Speaking on RTÉ's This Week, Dr Martin said: "With regard to protest, we have a constitution which protects freedom of expression, everybody has a right to make a protest."
"Protesting within the rule of law and the rule of the constitution, you can't be against it.
"I would be particularly cautious about protesting against GPs because everybody is going there, and people go there for all sorts of reasons.
"I'm not a person personally for protest, what the church should be doing is strengthening its resolve to help women in crisis and to educate people about the broad range."
Asked about the prospect of exclusion zones around medical facilities where abortions were being administered, Dr Martin said: "Exclusion zones have to be introduced within the realm of the constitution which allows people to protest and demonstrate."
"Protest can be legitimate, but you can't absolutise, it’s up to the Government to ensure that the various rights of people are protected."
He also voiced support for medical professionals with a conscientious objection to abortion who "clash with the law".
"Respecting the rights of conscience of individuals, even where they may come to clash with the law is a very important thing in any democracy. Where you begin to trample the rights of conscience then you're moving into a very different form of government," he said.
Dr Martin said conscientious objectors in the medical profession might have to clash with the law, and that he hoped in such cases there would be no professional sanctions for those people.
He said he did not believe the question of abortion would be revisited in the near future, but that the church should plan a role in attempting to ensure that abortions are rare.

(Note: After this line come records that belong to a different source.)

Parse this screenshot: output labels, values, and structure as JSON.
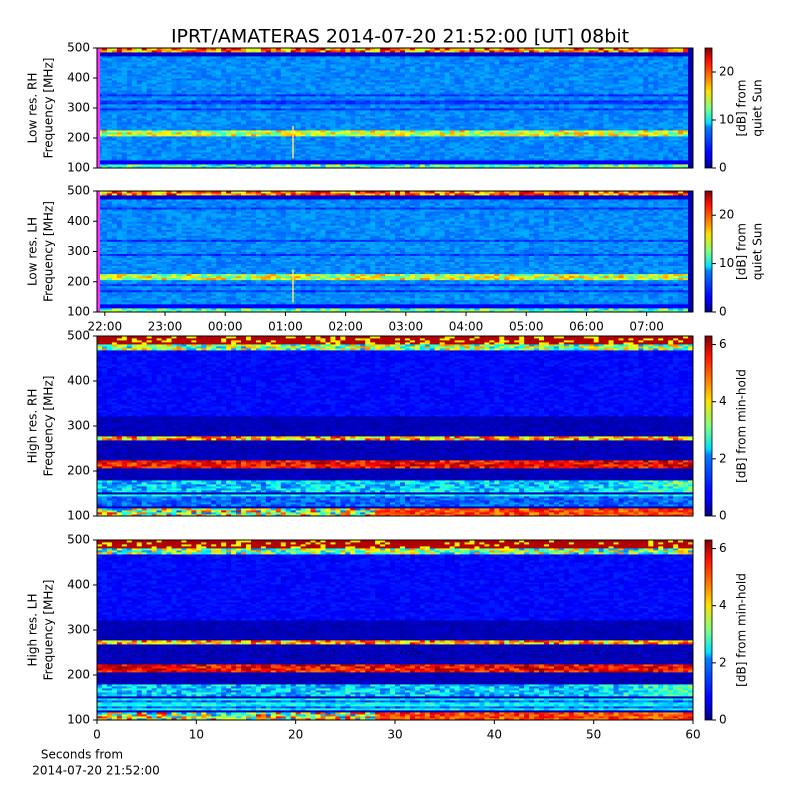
{
  "title": "IPRT/AMATERAS 2014-07-20 21:52:00 [UT]   08bit",
  "chart_data": [
    {
      "type": "heatmap",
      "profile": "low",
      "ylabel": [
        "Low res. RH",
        "Frequency [MHz]"
      ],
      "ylim": [
        100,
        500
      ],
      "yticks": [
        100,
        200,
        300,
        400,
        500
      ],
      "colorbar": {
        "label": [
          "[dB] from",
          "quiet Sun"
        ],
        "lim": [
          0,
          25
        ],
        "ticks": [
          0,
          10,
          20
        ]
      }
    },
    {
      "type": "heatmap",
      "profile": "low",
      "ylabel": [
        "Low res. LH",
        "Frequency [MHz]"
      ],
      "ylim": [
        100,
        500
      ],
      "yticks": [
        100,
        200,
        300,
        400,
        500
      ],
      "xlim": [
        21.87,
        31.77
      ],
      "xticks": [
        {
          "value": 22,
          "label": "22:00"
        },
        {
          "value": 23,
          "label": "23:00"
        },
        {
          "value": 24,
          "label": "00:00"
        },
        {
          "value": 25,
          "label": "01:00"
        },
        {
          "value": 26,
          "label": "02:00"
        },
        {
          "value": 27,
          "label": "03:00"
        },
        {
          "value": 28,
          "label": "04:00"
        },
        {
          "value": 29,
          "label": "05:00"
        },
        {
          "value": 30,
          "label": "06:00"
        },
        {
          "value": 31,
          "label": "07:00"
        }
      ],
      "colorbar": {
        "label": [
          "[dB] from",
          "quiet Sun"
        ],
        "lim": [
          0,
          25
        ],
        "ticks": [
          0,
          10,
          20
        ]
      }
    },
    {
      "type": "heatmap",
      "profile": "high",
      "ylabel": [
        "High res. RH",
        "Frequency [MHz]"
      ],
      "ylim": [
        100,
        500
      ],
      "yticks": [
        100,
        200,
        300,
        400,
        500
      ],
      "colorbar": {
        "label": [
          "[dB] from min-hold"
        ],
        "lim": [
          0,
          6.3
        ],
        "ticks": [
          0,
          2,
          4,
          6
        ]
      }
    },
    {
      "type": "heatmap",
      "profile": "high",
      "ylabel": [
        "High res. LH",
        "Frequency [MHz]"
      ],
      "ylim": [
        100,
        500
      ],
      "yticks": [
        100,
        200,
        300,
        400,
        500
      ],
      "xlim": [
        0,
        60
      ],
      "xticks": [
        0,
        10,
        20,
        30,
        40,
        50,
        60
      ],
      "xlabel": [
        "Seconds from",
        "2014-07-20 21:52:00"
      ],
      "colorbar": {
        "label": [
          "[dB] from min-hold"
        ],
        "lim": [
          0,
          6.3
        ],
        "ticks": [
          0,
          2,
          4,
          6
        ]
      }
    }
  ]
}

"One of the things in Government policy that was constantly stressed is that abortion should be rare. We have to do something to help people to make sure that that is the case, and that people who want to keep their child can do it, and can do it with dignity."
Asked about his own future, the 74-year-old Archbishop of Dublin said he was coming towards a time when it would be good for him to retire.
"It would be good, not just that I retire, but that there would be a different leadership in the church, a younger one, because we are facing very different challenges".
However he said it was up to the pope to decide when change would happen.
"Maybe when the change happens I won't like it" he said.